I have decent intuitive skills, which have improved with the onset of menopause, so I tried to quiet my mind to get a sense of Willa. For whatever it is worth, she did not feel dead to me. I know how potentially self-deceiving that sounds. But she was, among other things, a magical being. Josh and I gave her up to the mountain, and I believe the mountain took care of her.
It’s hard to be ironic about a dying dog. It’s hard to be ironic about an elk calf when her nose is touching your face. It’s hard to be ironic when your pasture erupts after an unexpected May blizzard into a blanket of wild iris. It’s hard to be ironic when the osprey that returns to your ranch every summer makes his first lazy circle around the peak of your barn.
Last January, I was speaking with an environmental scientist who said he was extremely pessimistic about the future of the earth in the 100-year frame, but optimistic about it in the 500-year frame. There will be very few people here, he said, earnestly, but the ones who are here will have learned a lot. There are times when I understand all too well what my colleagues in Davis are trying to protect themselves from. Times when seeing the world’s bright beauty is almost more than I can bear, when my mind is running the grim numbers the scientists have given us right alongside. And it is also true, had I never laid eyes on Willa, I would not have spent five sleep-deprived hours weeping—often sobbing—in the car that morning on the way to DIA. If I hadn’t slept those three nights on the porch with Fenton, it would have been three fewer nights of my life spent with an actively breaking heart. But a broken heart—God knows, I have found—doesn’t actually kill you.
And irony and disinterest are false protections, ones that won’t serve us, or the earth, in the end.
For now, I want to sit vigil with the earth the same way I did with Fenton. I want to write unironic odes to her beauty, which is still potent, if not completely intact.

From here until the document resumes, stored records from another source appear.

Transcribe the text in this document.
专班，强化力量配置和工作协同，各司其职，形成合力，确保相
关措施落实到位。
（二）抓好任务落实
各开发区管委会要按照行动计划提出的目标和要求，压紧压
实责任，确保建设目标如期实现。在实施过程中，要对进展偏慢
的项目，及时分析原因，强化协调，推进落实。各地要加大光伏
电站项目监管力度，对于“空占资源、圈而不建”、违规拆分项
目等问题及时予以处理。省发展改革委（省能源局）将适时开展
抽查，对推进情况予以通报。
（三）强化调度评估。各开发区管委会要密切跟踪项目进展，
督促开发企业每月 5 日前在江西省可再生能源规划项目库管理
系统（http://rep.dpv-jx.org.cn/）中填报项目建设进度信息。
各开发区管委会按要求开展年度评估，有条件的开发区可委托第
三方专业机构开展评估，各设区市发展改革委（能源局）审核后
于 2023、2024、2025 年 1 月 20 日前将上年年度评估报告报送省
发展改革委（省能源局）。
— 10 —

The language of the wilderness is the most beautiful language we have, and it is our job to sing it, until and even after it is gone, no matter how much it hurts. If we don’t, we are left with only a hollow chuckle, and our big brains who made this mess, our big brains that stopped believing a long time ago in beauty, in everything, in anything.
What I want to say to my colleagues is that the earth doesn’t know how not to be beautiful. Yes, the destruction, yes, the inevitability, but honestly, when was the last time you slept on the ground?